«Il mentait du début à la fin, mais chaque fois qu'il expliquait quelque chose, c'était crédible», a déclaré lundi devant le tribunal correctionnel de Paris l'ancien supérieur hiérarchique immédiat de Jérôme Kerviel à la Société Générale, affirmant n'avoir rien su des dérapages du trader.

Éric Cordelle, 38 ans, était le «N+1» (chef direct) de l'ancien trader de la Société Générale jugé depuis le 8 juin pour avoir causé une perte de 4,9 milliards d'euros début 2008.

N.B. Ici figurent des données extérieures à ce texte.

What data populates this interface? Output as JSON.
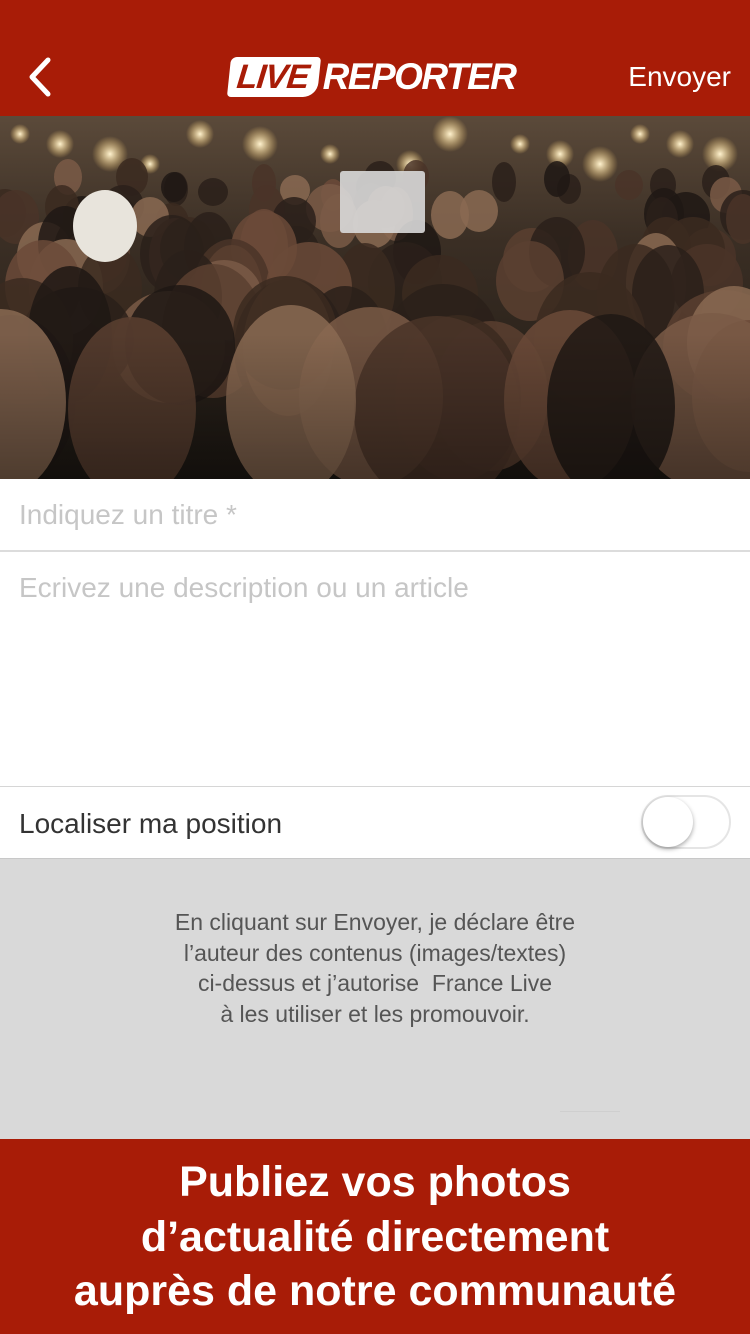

M. Cordelle a expliqué au début de son témoignage avoir été licencié après l'affaire Kerviel pour «insuffisance professionnelle». Il s'est dit «à la recherche d'un emploi».

Lorsqu'il est arrivé à la tête du service «Delta One», le 1er avril 2007, Jérôme Kerviel lui a été présenté comme «quelqu'un de fiable, qui travaillait bien, qui avait de bons résultats, en croissance», a-t-il raconté.

A l'époque, M. Cordelle, polytechnicien, a admis qu'il n'avait pas de connaissance en «trading», mais que sa mission était d'organiser le service et faciliter ses relations avec les autres branches de la banque.

«L'équipe était sous l'eau, elle avait trop travail, je devais recruter des traders, trouver des stagiaires», a-t-il expliqué.

«J'étais perdu, oui, pas seulement dans le maquis informatique, mais aussi dans le vocabulaire des traders», a reconnu Éric Cordelle, longuement interrogé par le président du tribunal Dominique Pauthe.

Concernant l'activité du prévenu, M. Cordelle a assuré qu'il «ne voyait pas les ordres qu'il passait, c'était totalement impossible».

«Pour vérifier les opérations une à une, il aurait fallu suspecter la fraude», a-t-il ajouté. «On n'est pas dans une agence bancaire où quelqu'un peut partir avec la caisse, on n'est pas dans une culture de fraude, la fraude, personne n'en parlait!», a-t-il poursuivi.

Interrogé sur les variations de trésorerie de Jérôme Kerviel, sur les dépassements des limites de risque, sur une «perte latente» de 2,5 milliards à la mi-2007 ou sur des prises de positions de plusieurs dizaines de milliards d'euros, Éric Cordelle a affirmé n'avoir rien relevé d'anormal, rien vu venir.

Ces positions étaient «masquées», et lorsqu'on lui demandait des précisions, Jérôme Kerviel trouvait des explications «cohérentes», «mentait», «jouait la comédie»..., a poursuivi son ancien chef.

Les autres supérieurs («N+2», «N+3», etc.) de Jérôme Kerviel, qui affirme que sa hiérarchie directe était au courant de ce qu'il faisait, doivent témoigner lundi après-midi.

Poursuivi pour abus de confiance, faux et usage de faux et introduction frauduleuse de données dans un système informatique, l'ancien trader encourt cinq ans de prison et 375 000 euros d'amende.